Dr. Michael White, Professor of Spanish and African American Music, is widely acknowledged as an expert in the field of traditional New Orleans jazz. White performs and tours worldwide with his own Original Liberty Jazz Band, writes and lectures on the unique music, and is among a select few clarinetists to develop an original, authentic interpretation of New Orleans jazz.
Ron Bechet, Professor, Department of Fine Arts. Visual Arts is a unique language designed to communicate the abstract in non-linear terms and to understand thoughts and relationships that are not literally apparent. Ron Bechet’s research involves how to use this language not necessarily to make art but to understand how it is made. In his research, Bechet studies how visual language is a form of communication, using visual means in symbolic or metaphoric ways. One focus uses an example of dove-as-a-bird and cultural significance of dove as a symbol of peace or religious symbol of the Holy Spirit. By combining imagery, Bechet explores philosophical concepts and symbolic meaning.
Dr.

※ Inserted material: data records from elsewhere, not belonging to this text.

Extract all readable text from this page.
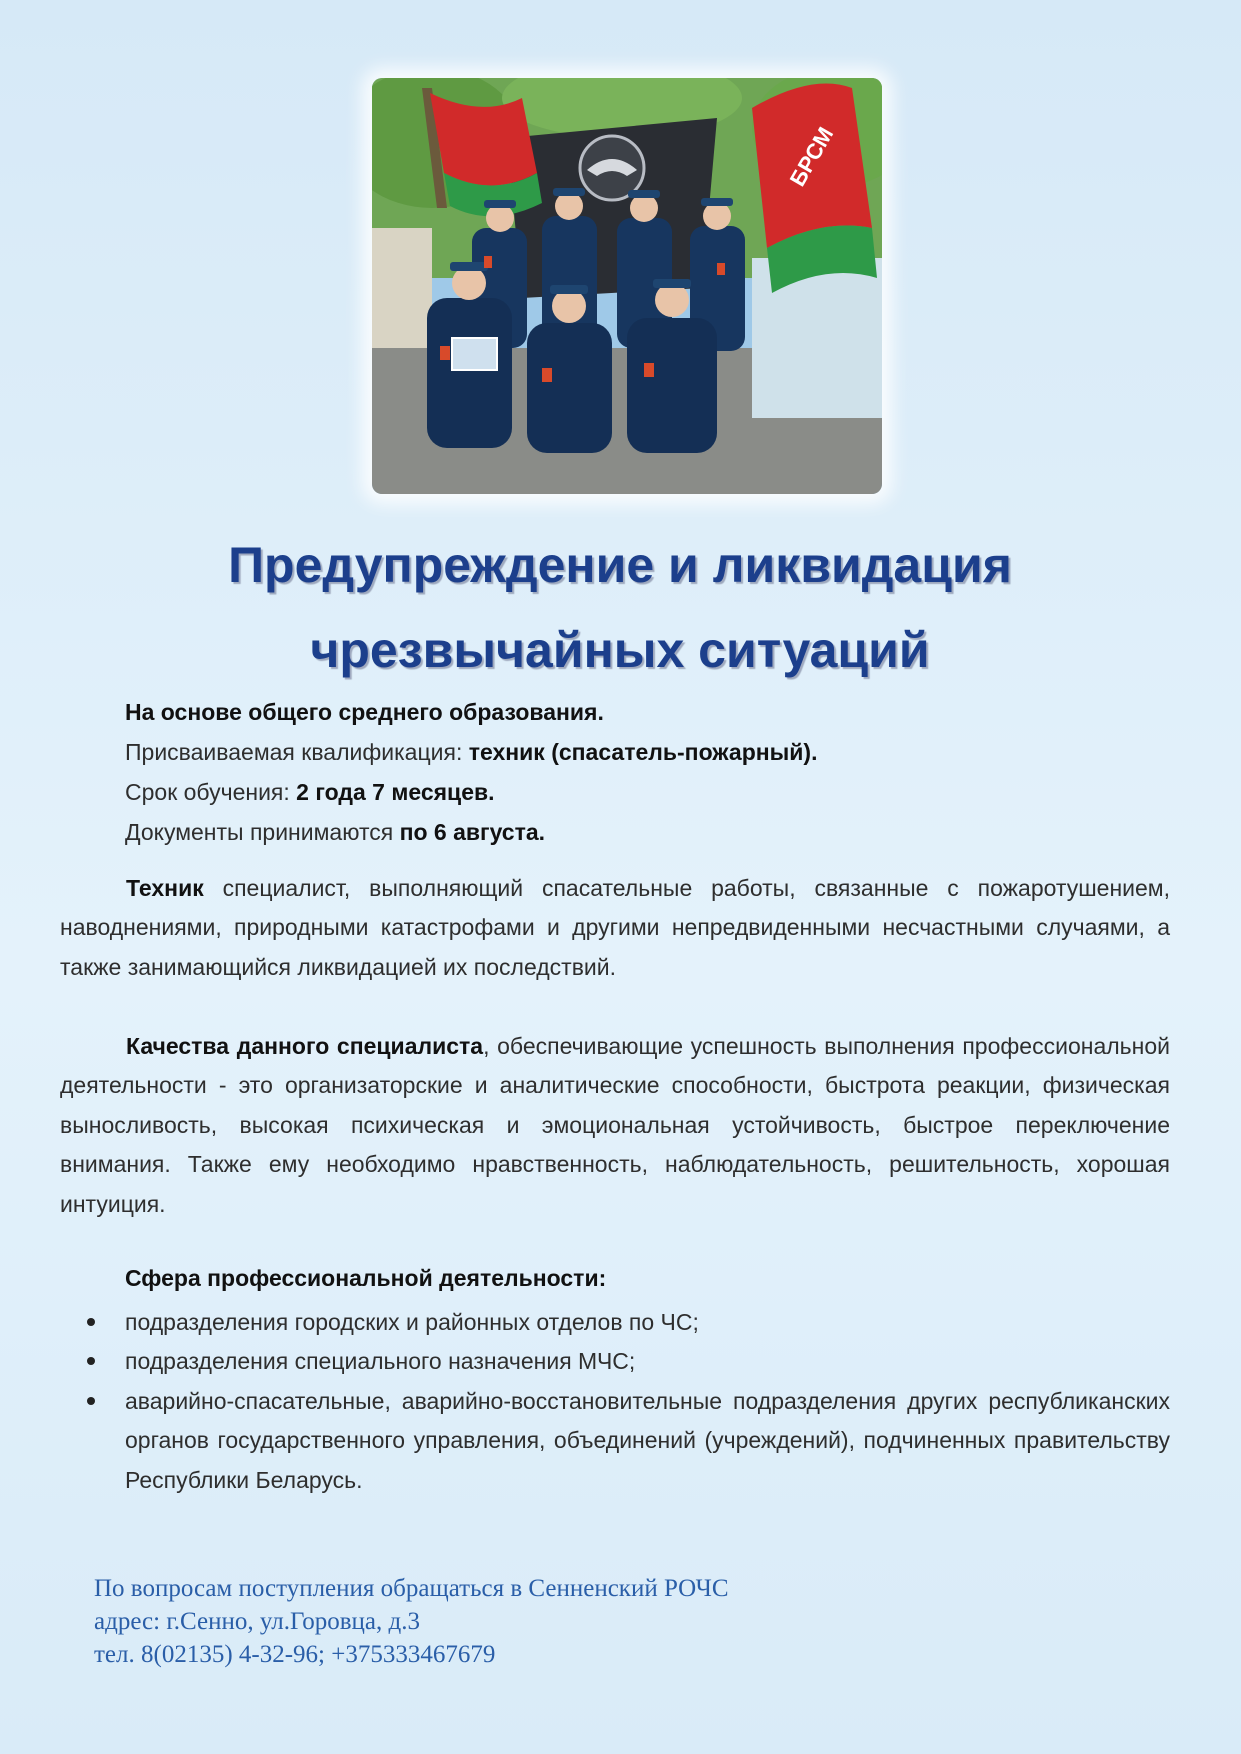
БРСМ
Предупреждение и ликвидация
чрезвычайных ситуаций
На основе общего среднего образования.
Присваиваемая квалификация: техник (спасатель-пожарный).
Срок обучения: 2 года 7 месяцев.
Документы принимаются по 6 августа.
Техник специалист, выполняющий спасательные работы, связанные с пожаротушением, наводнениями, природными катастрофами и другими непредвиденными несчастными случаями, а также занимающийся ликвидацией их последствий.
Качества данного специалиста, обеспечивающие успешность выполнения профессиональной деятельности - это организаторские и аналитические способности, быстрота реакции, физическая выносливость, высокая психическая и эмоциональная устойчивость, быстрое переключение внимания. Также ему необходимо нравственность, наблюдательность, решительность, хорошая интуиция.
Сфера профессиональной деятельности:
подразделения городских и районных отделов по ЧС;
подразделения специального назначения МЧС;
аварийно-спасательные, аварийно-восстановительные подразделения других республиканских органов государственного управления, объединений (учреждений), подчиненных правительству Республики Беларусь.
По вопросам поступления обращаться в Сенненский РОЧС
адрес: г.Сенно, ул.Горовца, д.3
тел. 8(02135) 4-32-96; +375333467679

Ross Louis, Chair and Associate Professor, Department of Communications, Communications Studies. As a performance studies scholar living and working in post-Katrina New Orleans, Dr. Ross Louis studies the meanings, practices, and functions of cultural citizenship in the city. The ways residents understand and demonstrate citizenship have drastically changed since August 2005. Dr. Louis explores how the citizens’ identification as New Orleanians is reflected in their public performances, including Mardi Gras, civic participation in neighborhood associations, increased displays of pro-New Orleans recovery slogans, and the rise of a tight-knit blogging community that tracks cultural and political issues. In each of these cases, performance could provide a vehicle for defining, learning, and transforming citizenship.
Kathryn Krotzer Laborde, Associate Professor of English, examines areas that are uniquely New Orleans, capturing what is special about the city, Xavier, and the diverse people here. Much of her recent work has focused on Hurricane Katrina and its aftermath. Laborde worked as an ‘exterior damage assessor’ for the city, documenting New Orleanians’ response to the disaster, writing down their stories, collecting oral histories, taking hundreds of photographs. Some of the most compelling responses were in the messages scrawled, painted and etched on the thousands of ruined refrigerators across the city. In “Do Not Open: The Discarded Refrigerators of Post-Katrina New Orleans” (2010 McFarland & Co.), she writes about how these appliances became message boards for the deeply wounded, angry, resilient people of New Orleans.
Dr. Elizabeth Manley, Assistant Professor of History, and two undergraduate students spent a two-week research trip in the Dominican Republic in the summer 2010. Dr. Manley is standing at the memorial to the Mirabal Sisters on the road where they were assassinated by the dictator Trujillo in 1960. Funded by the Mellon Foundation through Xavier’s Center for Undergraduate Research, the trip facilitated a joint faculty-student research project with students Benjamin Moore and Catherine Pena. They visited Santo Domingo, Santiago, and Salcedo and a number of memorial sites, inquiring into national historical memory. This was particularly engaging and relevant in a country plagued by a thirty-year dictatorship and subsequent slow transition to democracy.
Dr. Michael Homan, Professor, Department of Theology. During the summer 2010, Dr. Michael Homan, right, and Shavonda Wilson, who had just finished her first year in the College of Pharmacy, visited Petra, a Nabatean city carved in stone. The visit to Jordan included an excavation in Barqa, about 20 kilometers from Petra. Dr. Homan teaches in the Department of Theology, where his research focuses on how people lived in the ancient Near East. He has more than 20 years of archeological field experience supervising excavations in Israel and Jordan.
Dr. Gary Donaldson, Director of the Center for Undergraduate Research and Professor, Department of History. Dr. Gary Donaldson’s scholarship focuses on 20th Century U.S. history and post-World War II foreign policy and politics. He teaches courses in Modern America (since 1945), Historiography and Research, U.S. History survey (since 1865), and World Civilization. Dr. Donaldson was a Senior Fulbright Scholar in China in 1991-92 and 1997-98, where he taught 20th Century American foreign policy at Beijing Foreign Studies University. His works include “The Making of Modern America” (2009) and “Modern America: A Documentary History of the Nation since 1945” (2007).
Dr. Susan Spillman, William Arceneaux Endowed Professor of French, records, videotapes, and researches oral histories. Currently, Spillman is collecting videotaped oral histories in French and Spanish, primarily from peoples in Louisiana, delving deep into their cultures to increase their audio and video interactions and responses. She posts 30-second and 2-3 minute segments from each interview on the Web, thus allowing her subjects to be seen and heard by viewers.